Since the end of election, now that the biggest threat to bringing the war in Iraq to a successful conclusion has been defeated, American forces have been given at least another four years in which to succeed. Bush supporters no longer need to hold their tongues when it comes to critiquing the administration’s conduct of the war. Frankly, in many minds, to have done so before November 2nd would have been nothing more than giving aid and comfort to the enemy.
Once the election was over and the future prosecution of the Iraqi campaign assured, debate over how it should proceed could began again, as Andrew Sullivan noted.
Well, they said they’d voice their real criticisms once the election was over. And Bill Kristol comes through today with a stinging piece in the Washington Post on Rumsfeld.

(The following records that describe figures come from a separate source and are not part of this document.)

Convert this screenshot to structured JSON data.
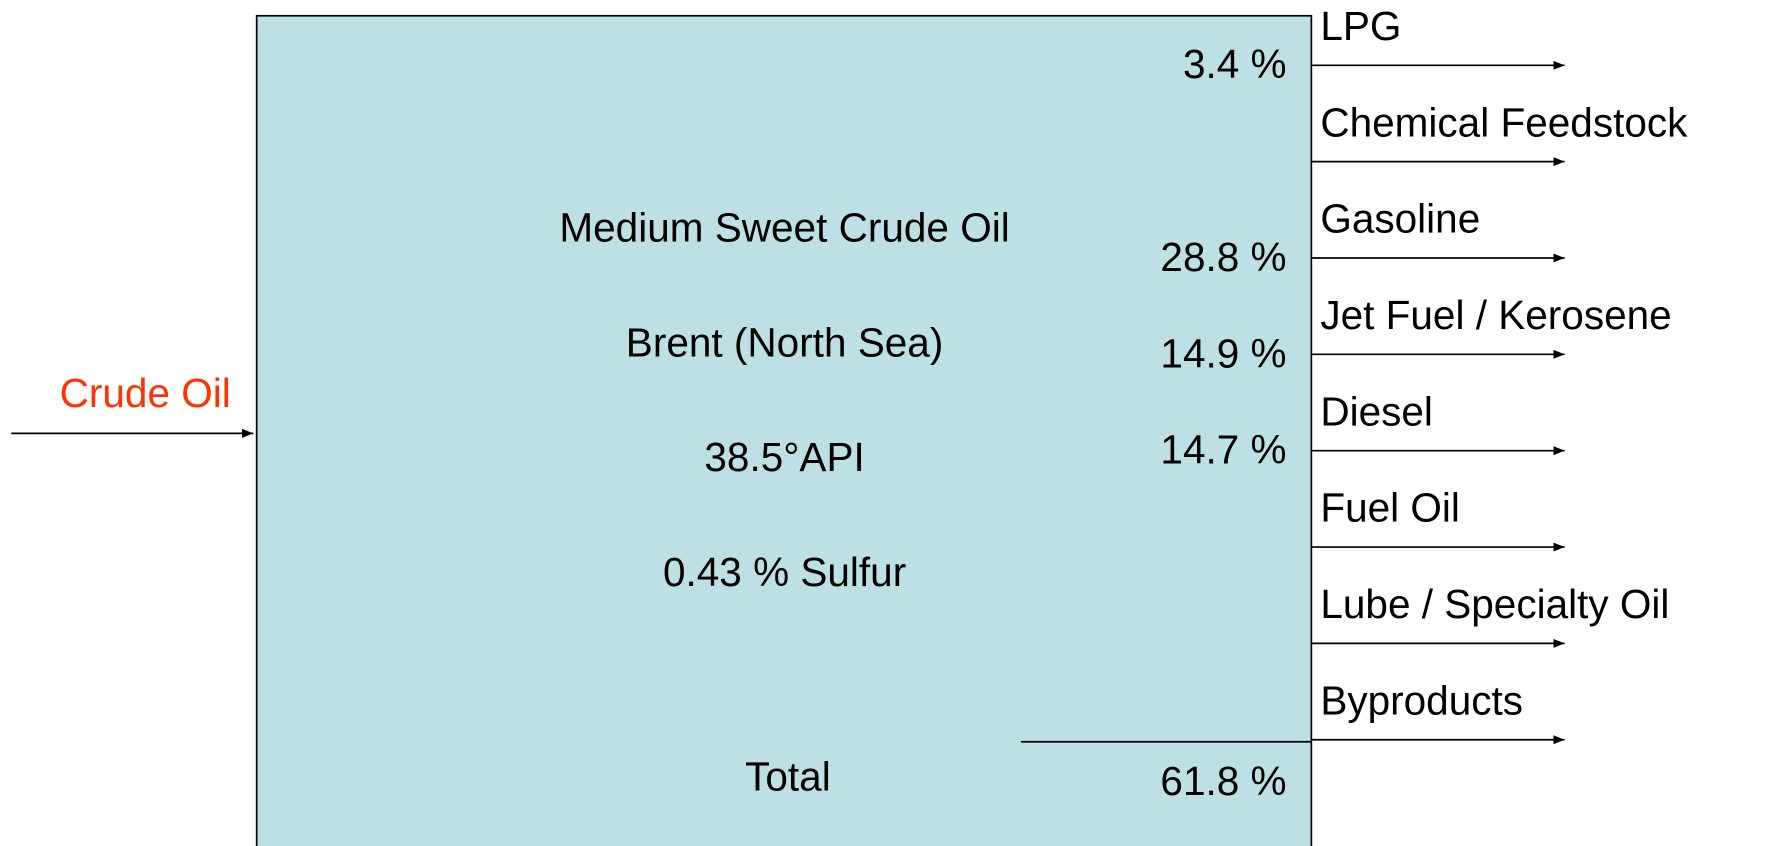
{
  "input": "Crude Oil",
  "properties": [
    "Medium Sweet Crude Oil",
    "Brent (North Sea)",
    "38.5°API",
    "0.43 % Sulfur"
  ],
  "outputs": [
    {
      "label": "LPG",
      "share": "3.4 %"
    },
    {
      "label": "Chemical Feedstock"
    },
    {
      "label": "Gasoline",
      "share": "28.8 %"
    },
    {
      "label": "Jet Fuel / Kerosene",
      "share": "14.9 %"
    },
    {
      "label": "Diesel",
      "share": "14.7 %"
    },
    {
      "label": "Fuel Oil"
    },
    {
      "label": "Lube / Specialty Oil"
    },
    {
      "label": "Byproducts"
    }
  ],
  "total": {
    "label": "Total",
    "value": "61.8 %"
  }
}
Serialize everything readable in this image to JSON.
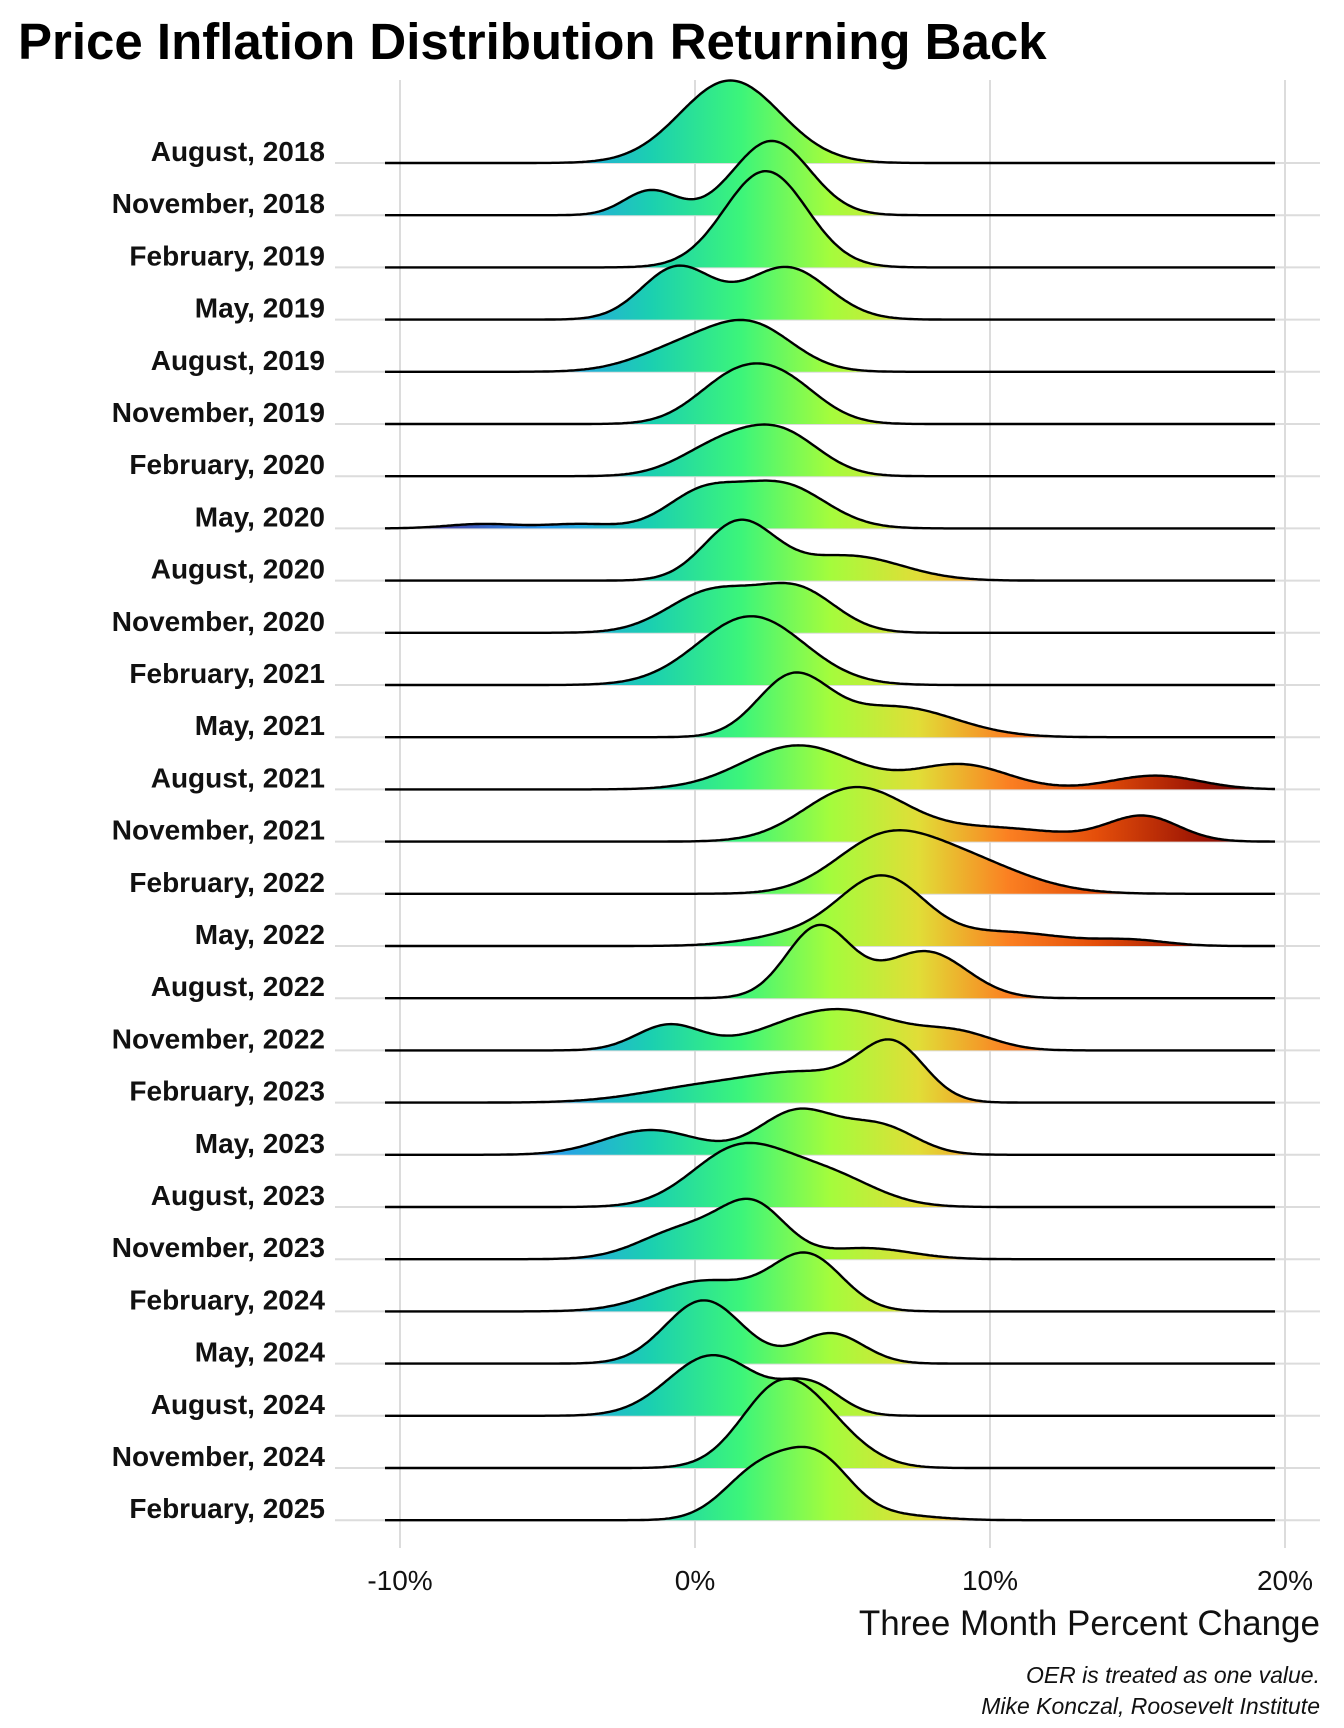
{
  "chart_data": {
    "type": "ridgeline",
    "title": "Price Inflation Distribution Returning Back",
    "xlabel": "Three Month Percent Change",
    "ylabel": "",
    "xlim": [
      -10,
      20
    ],
    "x_ticks": [
      -10,
      0,
      10,
      20
    ],
    "x_tick_labels": [
      "-10%",
      "0%",
      "10%",
      "20%"
    ],
    "grid": true,
    "fill": "gradient colored by x value (blue → green → yellow → red)",
    "captions": [
      "OER is treated as one value.",
      "Mike Konczal, Roosevelt Institute"
    ],
    "series": [
      {
        "name": "August, 2018",
        "peaks": [
          [
            1.2,
            1.5,
            1.7
          ]
        ]
      },
      {
        "name": "November, 2018",
        "peaks": [
          [
            -1.5,
            0.45,
            0.9
          ],
          [
            2.6,
            1.35,
            1.3
          ]
        ]
      },
      {
        "name": "February, 2019",
        "peaks": [
          [
            2.4,
            1.75,
            1.4
          ]
        ]
      },
      {
        "name": "May, 2019",
        "peaks": [
          [
            -0.6,
            0.95,
            1.2
          ],
          [
            3.1,
            0.95,
            1.4
          ]
        ]
      },
      {
        "name": "August, 2019",
        "peaks": [
          [
            -0.3,
            0.45,
            1.6
          ],
          [
            2.0,
            0.75,
            1.4
          ]
        ]
      },
      {
        "name": "November, 2019",
        "peaks": [
          [
            1.2,
            0.7,
            1.3
          ],
          [
            3.0,
            0.7,
            1.3
          ]
        ]
      },
      {
        "name": "February, 2020",
        "peaks": [
          [
            0.9,
            0.55,
            1.4
          ],
          [
            3.0,
            0.7,
            1.3
          ]
        ]
      },
      {
        "name": "May, 2020",
        "peaks": [
          [
            -7.2,
            0.08,
            1.2
          ],
          [
            -3.9,
            0.08,
            1.2
          ],
          [
            0.2,
            0.6,
            1.2
          ],
          [
            2.9,
            0.8,
            1.5
          ]
        ]
      },
      {
        "name": "August, 2020",
        "peaks": [
          [
            1.5,
            1.05,
            1.2
          ],
          [
            5.2,
            0.45,
            1.8
          ]
        ]
      },
      {
        "name": "November, 2020",
        "peaks": [
          [
            0.6,
            0.75,
            1.5
          ],
          [
            3.5,
            0.75,
            1.3
          ]
        ]
      },
      {
        "name": "February, 2021",
        "peaks": [
          [
            1.9,
            1.25,
            1.8
          ]
        ]
      },
      {
        "name": "May, 2021",
        "peaks": [
          [
            3.3,
            1.05,
            1.2
          ],
          [
            6.8,
            0.55,
            2.0
          ]
        ]
      },
      {
        "name": "August, 2021",
        "peaks": [
          [
            3.5,
            0.8,
            1.9
          ],
          [
            9.0,
            0.45,
            1.6
          ],
          [
            15.6,
            0.25,
            1.5
          ]
        ]
      },
      {
        "name": "November, 2021",
        "peaks": [
          [
            5.4,
            0.95,
            1.7
          ],
          [
            10.0,
            0.25,
            2.4
          ],
          [
            15.2,
            0.45,
            1.2
          ]
        ]
      },
      {
        "name": "February, 2022",
        "peaks": [
          [
            6.2,
            0.7,
            1.6
          ],
          [
            8.6,
            0.7,
            2.2
          ]
        ]
      },
      {
        "name": "May, 2022",
        "peaks": [
          [
            6.4,
            1.15,
            1.4
          ],
          [
            4.0,
            0.25,
            1.8
          ],
          [
            10.5,
            0.25,
            2.0
          ],
          [
            14.8,
            0.1,
            1.2
          ]
        ]
      },
      {
        "name": "August, 2022",
        "peaks": [
          [
            4.2,
            1.3,
            1.1
          ],
          [
            7.8,
            0.85,
            1.4
          ]
        ]
      },
      {
        "name": "November, 2022",
        "peaks": [
          [
            -0.9,
            0.45,
            1.1
          ],
          [
            4.8,
            0.75,
            2.2
          ],
          [
            9.0,
            0.25,
            1.2
          ]
        ]
      },
      {
        "name": "February, 2023",
        "peaks": [
          [
            0.5,
            0.3,
            2.2
          ],
          [
            3.9,
            0.45,
            1.8
          ],
          [
            6.7,
            1.0,
            1.1
          ]
        ]
      },
      {
        "name": "May, 2023",
        "peaks": [
          [
            -1.5,
            0.45,
            1.6
          ],
          [
            3.5,
            0.8,
            1.3
          ],
          [
            6.3,
            0.5,
            1.2
          ]
        ]
      },
      {
        "name": "August, 2023",
        "peaks": [
          [
            1.5,
            1.05,
            1.6
          ],
          [
            4.5,
            0.55,
            1.6
          ]
        ]
      },
      {
        "name": "November, 2023",
        "peaks": [
          [
            -0.3,
            0.55,
            1.5
          ],
          [
            2.0,
            0.9,
            1.1
          ],
          [
            5.8,
            0.2,
            1.5
          ]
        ]
      },
      {
        "name": "February, 2024",
        "peaks": [
          [
            0.3,
            0.55,
            1.7
          ],
          [
            3.8,
            1.0,
            1.2
          ]
        ]
      },
      {
        "name": "May, 2024",
        "peaks": [
          [
            0.3,
            1.15,
            1.3
          ],
          [
            4.6,
            0.55,
            1.1
          ]
        ]
      },
      {
        "name": "August, 2024",
        "peaks": [
          [
            0.6,
            1.1,
            1.5
          ],
          [
            3.9,
            0.55,
            1.0
          ]
        ]
      },
      {
        "name": "November, 2024",
        "peaks": [
          [
            2.8,
            1.35,
            1.3
          ],
          [
            4.5,
            0.55,
            1.3
          ]
        ]
      },
      {
        "name": "February, 2025",
        "peaks": [
          [
            2.2,
            0.9,
            1.2
          ],
          [
            4.2,
            1.0,
            1.1
          ],
          [
            6.5,
            0.1,
            1.5
          ]
        ]
      }
    ]
  }
}
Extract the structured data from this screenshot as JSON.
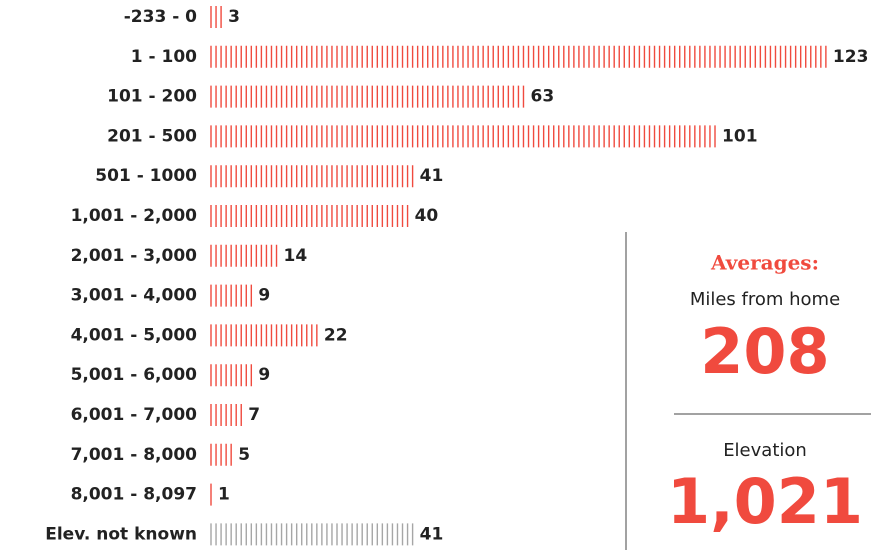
{
  "chart_data": {
    "type": "bar",
    "orientation": "horizontal",
    "categories": [
      "-233 - 0",
      "1 - 100",
      "101 - 200",
      "201 - 500",
      "501 - 1000",
      "1,001 - 2,000",
      "2,001 - 3,000",
      "3,001 - 4,000",
      "4,001 - 5,000",
      "5,001 - 6,000",
      "6,001 - 7,000",
      "7,001 - 8,000",
      "8,001 - 8,097",
      "Elev. not known"
    ],
    "values": [
      3,
      123,
      63,
      101,
      41,
      40,
      14,
      9,
      22,
      9,
      7,
      5,
      1,
      41
    ],
    "colors": [
      "#f04a3e",
      "#f04a3e",
      "#f04a3e",
      "#f04a3e",
      "#f04a3e",
      "#f04a3e",
      "#f04a3e",
      "#f04a3e",
      "#f04a3e",
      "#f04a3e",
      "#f04a3e",
      "#f04a3e",
      "#f04a3e",
      "#a6a6a6"
    ],
    "averages": {
      "title": "Averages:",
      "items": [
        {
          "label": "Miles from home",
          "value": 208
        },
        {
          "label": "Elevation",
          "value": 1021,
          "value_label": "1,021"
        }
      ]
    }
  }
}
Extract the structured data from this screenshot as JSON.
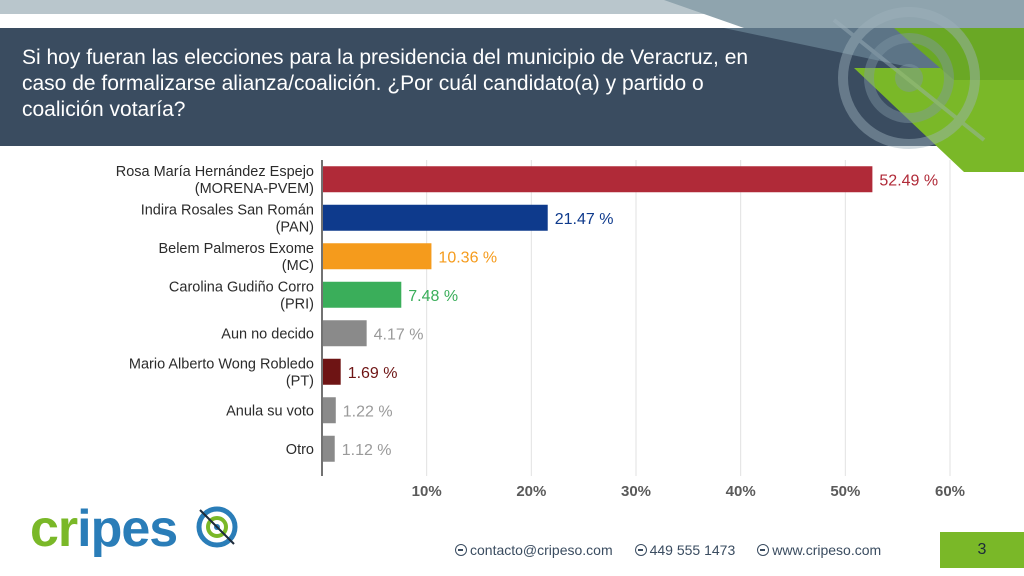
{
  "slide": {
    "title": "Si hoy fueran las elecciones para la presidencia del municipio de Veracruz, en caso de formalizarse alianza/coalición. ¿Por cuál candidato(a) y partido o coalición votaría?",
    "page_number": "3"
  },
  "logo": {
    "text_a": "cr",
    "text_b": "ipes"
  },
  "footer": {
    "email": "contacto@cripeso.com",
    "phone": "449 555 1473",
    "website": "www.cripeso.com"
  },
  "colors": {
    "title_bg": "#3a4c60",
    "accent_green": "#7ab828",
    "accent_blue": "#2a7db8"
  },
  "chart_data": {
    "type": "bar",
    "orientation": "horizontal",
    "categories": [
      [
        "Rosa María Hernández Espejo",
        "(MORENA-PVEM)"
      ],
      [
        "Indira Rosales San Román",
        "(PAN)"
      ],
      [
        "Belem Palmeros Exome",
        "(MC)"
      ],
      [
        "Carolina Gudiño Corro",
        "(PRI)"
      ],
      [
        "Aun no decido"
      ],
      [
        "Mario Alberto Wong Robledo",
        "(PT)"
      ],
      [
        "Anula su voto"
      ],
      [
        "Otro"
      ]
    ],
    "values": [
      52.49,
      21.47,
      10.36,
      7.48,
      4.17,
      1.69,
      1.22,
      1.12
    ],
    "value_labels": [
      "52.49 %",
      "21.47 %",
      "10.36 %",
      "7.48 %",
      "4.17 %",
      "1.69 %",
      "1.22 %",
      "1.12 %"
    ],
    "colors": [
      "#b02a38",
      "#0e3a8c",
      "#f59b1c",
      "#3aae5a",
      "#8a8a8a",
      "#6e1414",
      "#8a8a8a",
      "#8a8a8a"
    ],
    "label_colors": [
      "#b02a38",
      "#0e3a8c",
      "#f59b1c",
      "#3aae5a",
      "#9a9a9a",
      "#6e1414",
      "#9a9a9a",
      "#9a9a9a"
    ],
    "xticks": [
      "10%",
      "20%",
      "30%",
      "40%",
      "50%",
      "60%"
    ],
    "xtick_values": [
      10,
      20,
      30,
      40,
      50,
      60
    ],
    "xlim": [
      0,
      60
    ],
    "grid": true
  }
}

Kristol’s piece on Rumsfeld more or less opened the floodgates of criticism from the Right on the war. The sheer novelty of the “criticism from conservatives” storyline attracted major media coverage, and–surprise!–five days later the Washington Post detects an increase in those who think invading Iraq was a mistake–though significantly 58% of the respondees think that U.S. forces should remain in that country until civil order is restored.
That 58% is the only number the Bush administration need pay attention to, though it could be argued that as long as George Bush decides to stay the course, poll measuring the attitudes of the rest of America are redundant, at best.
Carping from the sidelines is the American passion when it comes to foreign affairs. The Washington Post poll numbers are a reflection of that passion. Now that America has assured itself that the war in Iraq will go on, we can indulge ourselves by critiquing the every move of the administration we chose to lead it.